During the height of the tourist season two years ago, a Philadelphia TV weatherman flew down to Miami Beach for a little fun in the sun.
At the Delano Hotel, John Bolaris was approached by a couple of the Beach’s finest “bar girls.” The sexy duo said they were visiting from Estonia. They ordered rounds of shots, wine and champagne while pecking him on the cheek.
Then they lured the liquored-up Bolaris to a Russian-style nightclub called Caviar Bar on Washington Avenue. Over the next two nights, he signed American Express charge slips for more than $43,000, picking up the tab for extravagantly overpriced Dom Perignon, Beluga caviar and other items, including $2,480 for a modernistic painting of a woman that had been hanging in the bar.
Bolaris’ tale of woe and regret and others like it are coming out in Miami federal court during the trial of five business associates accused of being the puppet masters behind South Beach’s “B-girl” scene, as it is known.

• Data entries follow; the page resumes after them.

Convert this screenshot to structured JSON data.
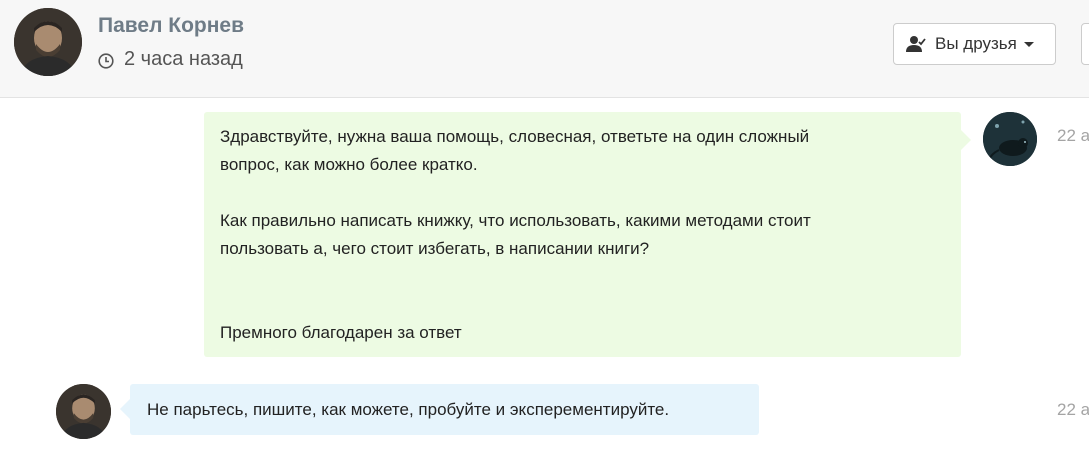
{
  "header": {
    "name": "Павел Корнев",
    "last_seen": "2 часа назад",
    "friends_button_label": "Вы друзья",
    "icons": {
      "clock": "clock-icon",
      "friend_status": "user-check-icon",
      "dropdown": "caret-down-icon"
    }
  },
  "messages": [
    {
      "direction": "outgoing",
      "paragraphs": [
        "Здравствуйте, нужна ваша помощь, словесная, ответьте на один сложный",
        "вопрос, как можно более кратко.",
        "Как правильно написать книжку, что использовать, какими методами стоит",
        "пользовать а, чего стоит избегать, в написании книги?",
        "Премного благодарен за ответ"
      ],
      "time": "22 а"
    },
    {
      "direction": "incoming",
      "text": "Не парьтесь, пишите, как можете, пробуйте и эксперементируйте.",
      "time": "22 а"
    }
  ],
  "colors": {
    "outgoing_bubble": "#edfbe3",
    "incoming_bubble": "#e6f4fc",
    "header_bg": "#f7f7f7",
    "name_color": "#6f7c87",
    "time_color": "#a4a4a4"
  }
}
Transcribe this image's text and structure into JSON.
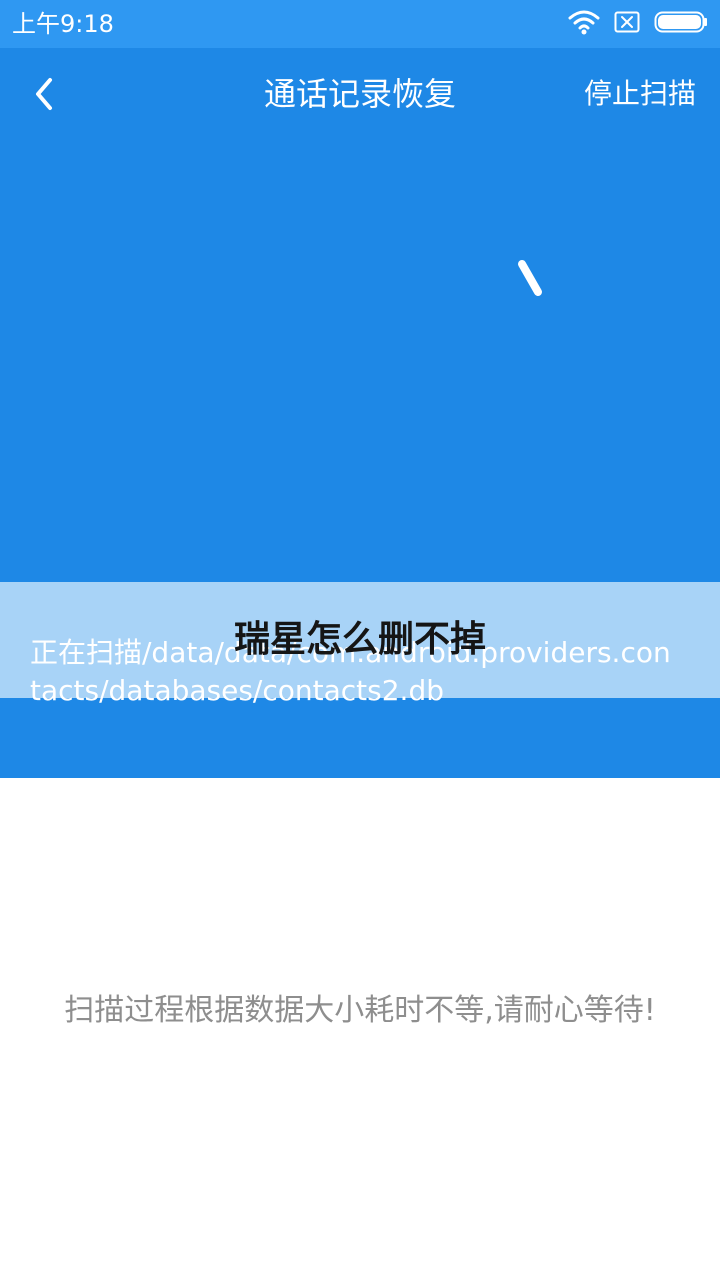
{
  "status_bar": {
    "time": "上午9:18",
    "icons": [
      "wifi-icon",
      "sim-off-icon",
      "battery-icon"
    ]
  },
  "header": {
    "title": "通话记录恢复",
    "stop_label": "停止扫描",
    "back_icon": "chevron-left-icon"
  },
  "overlay": {
    "title": "瑞星怎么删不掉"
  },
  "scan": {
    "path": "正在扫描/data/data/com.android.providers.contacts/databases/contacts2.db",
    "hint": "扫描过程根据数据大小耗时不等,请耐心等待!"
  },
  "colors": {
    "primary": "#1e88e6",
    "status_bar": "#2f98f2",
    "overlay": "#a8d3f7",
    "hint_text": "#8e8e8e"
  }
}
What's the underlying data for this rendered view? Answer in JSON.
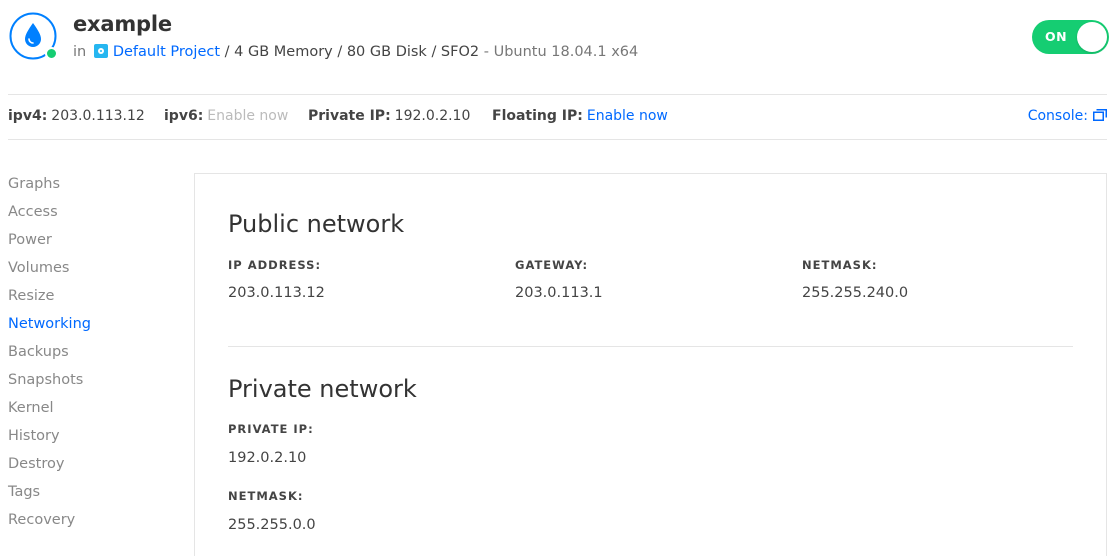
{
  "header": {
    "title": "example",
    "in_label": "in",
    "project_link": "Default Project",
    "specs": "/ 4 GB Memory / 80 GB Disk / SFO2",
    "image": "- Ubuntu 18.04.1 x64",
    "power_toggle_label": "ON",
    "power_state": "on"
  },
  "ipbar": {
    "ipv4_label": "ipv4:",
    "ipv4_value": "203.0.113.12",
    "ipv6_label": "ipv6:",
    "ipv6_value": "Enable now",
    "private_ip_label": "Private IP:",
    "private_ip_value": "192.0.2.10",
    "floating_ip_label": "Floating IP:",
    "floating_ip_value": "Enable now",
    "console_label": "Console:"
  },
  "sidebar": {
    "items": [
      {
        "label": "Graphs",
        "active": false
      },
      {
        "label": "Access",
        "active": false
      },
      {
        "label": "Power",
        "active": false
      },
      {
        "label": "Volumes",
        "active": false
      },
      {
        "label": "Resize",
        "active": false
      },
      {
        "label": "Networking",
        "active": true
      },
      {
        "label": "Backups",
        "active": false
      },
      {
        "label": "Snapshots",
        "active": false
      },
      {
        "label": "Kernel",
        "active": false
      },
      {
        "label": "History",
        "active": false
      },
      {
        "label": "Destroy",
        "active": false
      },
      {
        "label": "Tags",
        "active": false
      },
      {
        "label": "Recovery",
        "active": false
      }
    ]
  },
  "public_network": {
    "title": "Public network",
    "ip_label": "IP ADDRESS:",
    "ip_value": "203.0.113.12",
    "gateway_label": "GATEWAY:",
    "gateway_value": "203.0.113.1",
    "netmask_label": "NETMASK:",
    "netmask_value": "255.255.240.0"
  },
  "private_network": {
    "title": "Private network",
    "ip_label": "PRIVATE IP:",
    "ip_value": "192.0.2.10",
    "netmask_label": "NETMASK:",
    "netmask_value": "255.255.0.0"
  },
  "colors": {
    "accent": "#0069ff",
    "status_on": "#15cd72",
    "droplet_blue": "#0080ff"
  },
  "icons": {
    "droplet": "droplet-icon",
    "project": "project-icon",
    "console": "external-window-icon"
  }
}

Among the witnesses: B-girl Marina Turcina, who said Bolaris was so smashed he was vomiting on the way back to the Fontainebleau, where he’d been staying.
“He smelled really bad,’’ she said.
But the marquee witness is no Estonian temptress. He is bald, burly Alec Simchuk, an admitted Russian mobster straight out of central casting who is the acknowledged leader of the alleged racket.
Simchuk, who once lived in a Hallandale Beach penthouse but is now cooperating with the feds from a cell at the Federal Detention Center in downtown Miami, brought Turcina and other women to Florida from Russia and the Baltic States to work in his shady South Beach clubs.
After pleading guilty to wire fraud conspiracy and visa violations, he is testifying for the prosecution against the five defendants, among them a Sunny Isles Beach real-estate broker who once ran for the City Commission.
They’re accused of operating a string of Washington Avenue clubs that deployed “B-girls” to fancy hotels like the Delano, where they cunningly fleeced customers.
The women would target male tourists showing tell-tale signs of wealth, such as expensive watches or shoes. (They referred to cheap customers as “condoms.”) If they had a hot prospect, they would text message bartenders back at their clubs to get the place ready.
They would pour their own drinks into flower vases while the guys guzzled theirs, becoming progressively plastered. That made it easier to persuade them to order still more bottles without noticing the exorbitant prices.
“He was just signing them without looking at them,” Turcina said of Bolaris, who is expected to testify.
Miami Beach police and the FBI launched an undercover investigation into the B-girl network after Bolaris and other customers complained to their credit card companies after the fact about the outrageous bar tabs. As part of the investigation, agents and cops recorded the women in action.
To pull off the arrests, the FBI staged a party at one of the clubs for the B-girls and their managers. A Miami Beach officer who had infiltrated the ring as a “dirty cop” and worked as a bouncer invited many of the suspects to the soiree of stone crabs and Russian vodka at Tangia Club on Washington Avenue.
Life on the run
Eleven defendants, mostly women, have since pleaded guilty and served short prison sentences. Simchuk, 46, left for Latvia (later detouring to Russia) before the FBI rounded up his ring, but he eventually grew tired of life on the lam. In March of this year, he made up his mind to return to Miami, disclosing his plan to a fellow fugitive in Russia.